Cary Grant in Philadelphia Story, 1940
Frank Sinatra in Guys and Dolls, 1955
Fred Astaire and Eleanor Powell in Broadway Melody of 1940
Prince Albert is frequently credited with starting the trend of affixing a boutonniere to one’s lapel. When being photographed to commemorate their first wedding anniversary, the Queen presented the Prince Consort with a small bouquet as a token of her love for him. The infatuated Albert was allegedly so overwhelmed that he cut a slit in the lapel of his double-breasted military coat on the spot in order to affix it, an act of love if ever there was one. The boutonniere subsequently became the accoutrement to have amongst the well-to-do and the dandyish - Oscar Wilde being a notable adopter - as well as a wedding day staple. It’s a position that the humble buttonhole managed to retain through most of the 20th Century as well - one frequently adorned the lapel of Fred Astaire, both on and off-screen.

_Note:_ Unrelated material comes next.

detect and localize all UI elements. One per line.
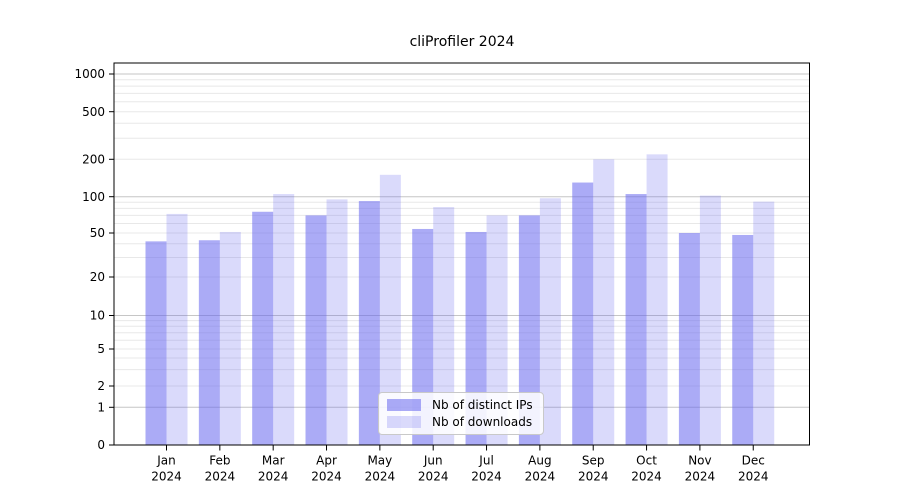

The carnation, immortalised in 1957 as the accessory to Marty Robbins’s ‘White Sports Coat’, became something of a boutonniere du jour; a key signature amongst Rat Packers and a frequent accompaniment to Cary Grant’s evening attire. It was also famously employed, white sports coat included, by Sean Connery’s James Bond in Goldfinger - an outfit strikingly referenced by another champion of the boutonniere, Tom Ford, in 2015’s brilliantly costumed but otherwise rather drab Spectre. The continual elaboration of the modern wedding ceremony has ensured that boutonnieres and lapel flowers have remained a staple accessory for such occasions, however the daring can gainfully employ them with more casual dress in the warmer months. If you do decide to chance your arm, the modesty of one’s arrangement and attention to tonal colour combinations are key. Keep other accessories restrained - the flower can do a lot of that heavy lifting for you. Much like love itself, a boutonniere can be an unnecessary complication or something that ties everything else together. As Jules Barbey d’Aurevilly, Beau Brummell’s early biographer, wrote in 1838, “I sacrifice a rose each evening to my buttonhole... roses are the Order of the Garter of that Great Monarch called Nature”.